At a later Talk, a young track star flopped across a chair in the back of the room and texted the whole time I was talking. People kept looking back at the kid wondering if she would stop. Basically, her attitude was, “I have great times in Track. I am only here because my parents made me come to this Talk. I don’t need it, so I will just text my friends.”
On the way back from speaking at the IMG Academies this past weekend, I picked up a copy of the Atlanta Journal-Constitution newspaper before changing planes. There were tremendous recruiting insights in a story by Jay Stone on University of Texas freshman sprinter Chalonda Goodman. She had won State in the 100 and 200 all four years at Newnan High School in Georgia. Those accomplishments earned her a scholarship at the University of Texas.
I am a big fan of all levels of college sports, but one thing young people need to understand is that it is a major commitment to play at the high D1 level like Texas. In the article, it said a normal day her freshman year was 6 a.m. weight training, class from 8 until 1 pm, track practice at 2:30 pm, study hall from 6 to 8 pm, and then back to the dorm for more studying until 11 pm bedtime.
“I learned how to manage my time my senior year in high school,” she told the Journal-Constitution, “but I really got put to the test when I got here.”
For athletes that have the God given ability to play at the highest levels of D1, and the time management skills, and the drive, it is absolutely the place to be. As one D1 coach told me, what is wrong with striving to be the best you can be academically and athletically. You may miss out on some of the other experiences of college life, but this young lady is dead set on reaching the Olympics. She was a long way from home in Georgia, and said she got homesick at first, but being busy and productive helped her overcome homesickness.

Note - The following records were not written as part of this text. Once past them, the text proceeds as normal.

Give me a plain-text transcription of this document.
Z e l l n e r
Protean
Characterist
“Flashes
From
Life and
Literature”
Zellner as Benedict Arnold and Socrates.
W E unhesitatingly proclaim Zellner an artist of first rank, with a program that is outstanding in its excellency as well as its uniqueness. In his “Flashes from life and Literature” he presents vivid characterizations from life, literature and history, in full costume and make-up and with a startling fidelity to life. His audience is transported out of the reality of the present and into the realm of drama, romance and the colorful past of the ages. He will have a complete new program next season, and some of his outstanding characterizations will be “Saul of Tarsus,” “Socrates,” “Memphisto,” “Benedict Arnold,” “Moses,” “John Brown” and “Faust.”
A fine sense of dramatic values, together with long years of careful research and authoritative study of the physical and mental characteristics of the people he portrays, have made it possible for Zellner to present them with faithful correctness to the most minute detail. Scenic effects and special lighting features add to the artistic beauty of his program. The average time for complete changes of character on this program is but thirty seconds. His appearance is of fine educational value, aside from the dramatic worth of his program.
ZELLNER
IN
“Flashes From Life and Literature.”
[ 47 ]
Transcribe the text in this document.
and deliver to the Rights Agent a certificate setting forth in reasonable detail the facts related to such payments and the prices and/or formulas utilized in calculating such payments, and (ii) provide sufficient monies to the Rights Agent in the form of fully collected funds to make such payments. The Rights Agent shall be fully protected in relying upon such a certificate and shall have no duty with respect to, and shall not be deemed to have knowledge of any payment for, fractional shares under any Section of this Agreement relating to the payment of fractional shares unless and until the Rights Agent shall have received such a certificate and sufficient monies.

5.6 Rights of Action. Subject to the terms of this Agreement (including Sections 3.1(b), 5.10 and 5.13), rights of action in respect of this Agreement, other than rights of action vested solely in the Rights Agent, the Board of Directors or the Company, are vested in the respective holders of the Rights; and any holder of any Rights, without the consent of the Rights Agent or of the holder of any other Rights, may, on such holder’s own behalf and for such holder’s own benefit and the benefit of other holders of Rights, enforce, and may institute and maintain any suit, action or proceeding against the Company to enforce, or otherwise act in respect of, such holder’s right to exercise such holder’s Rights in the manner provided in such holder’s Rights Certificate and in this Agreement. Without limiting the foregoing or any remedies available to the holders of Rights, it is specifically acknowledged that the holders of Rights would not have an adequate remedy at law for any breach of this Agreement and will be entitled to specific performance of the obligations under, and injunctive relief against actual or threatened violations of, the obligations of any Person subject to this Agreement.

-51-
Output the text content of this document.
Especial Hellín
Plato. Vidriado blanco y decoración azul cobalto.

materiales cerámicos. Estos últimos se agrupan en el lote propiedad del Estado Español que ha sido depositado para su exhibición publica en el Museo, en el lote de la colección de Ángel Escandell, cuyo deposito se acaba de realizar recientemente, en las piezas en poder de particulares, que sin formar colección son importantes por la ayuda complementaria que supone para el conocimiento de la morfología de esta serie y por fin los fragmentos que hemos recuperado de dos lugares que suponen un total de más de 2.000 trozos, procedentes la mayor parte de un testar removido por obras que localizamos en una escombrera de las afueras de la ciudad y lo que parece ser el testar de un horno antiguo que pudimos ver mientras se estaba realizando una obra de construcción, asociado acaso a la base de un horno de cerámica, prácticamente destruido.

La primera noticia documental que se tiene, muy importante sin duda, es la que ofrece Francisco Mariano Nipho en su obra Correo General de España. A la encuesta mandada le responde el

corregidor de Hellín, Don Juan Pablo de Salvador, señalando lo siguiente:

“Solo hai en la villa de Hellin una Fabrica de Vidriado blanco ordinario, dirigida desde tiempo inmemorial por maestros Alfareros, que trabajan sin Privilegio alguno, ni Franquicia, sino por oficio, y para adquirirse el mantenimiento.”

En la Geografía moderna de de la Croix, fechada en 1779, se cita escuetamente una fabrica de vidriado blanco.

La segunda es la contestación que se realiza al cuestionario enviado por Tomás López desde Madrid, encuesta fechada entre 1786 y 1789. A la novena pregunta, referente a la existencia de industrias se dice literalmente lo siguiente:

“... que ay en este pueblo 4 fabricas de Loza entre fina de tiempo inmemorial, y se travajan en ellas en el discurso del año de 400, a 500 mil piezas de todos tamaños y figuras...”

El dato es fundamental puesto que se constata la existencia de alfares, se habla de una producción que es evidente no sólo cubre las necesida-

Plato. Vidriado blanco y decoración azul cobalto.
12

Chalonda finished her freshman year with a 3.83 GPA, so the hard work and discipline is paying off. However, multiple injuries kept her from competing in the outdoor 100 and 200. Again, here is an example of how being a college athlete prepares people to excel their entire life. She said she looks at it as something she has grown stronger both mentally and emotionally from, and that she plans to come back even stronger. Athletes have to overcome adversity, and that’s what she is doing.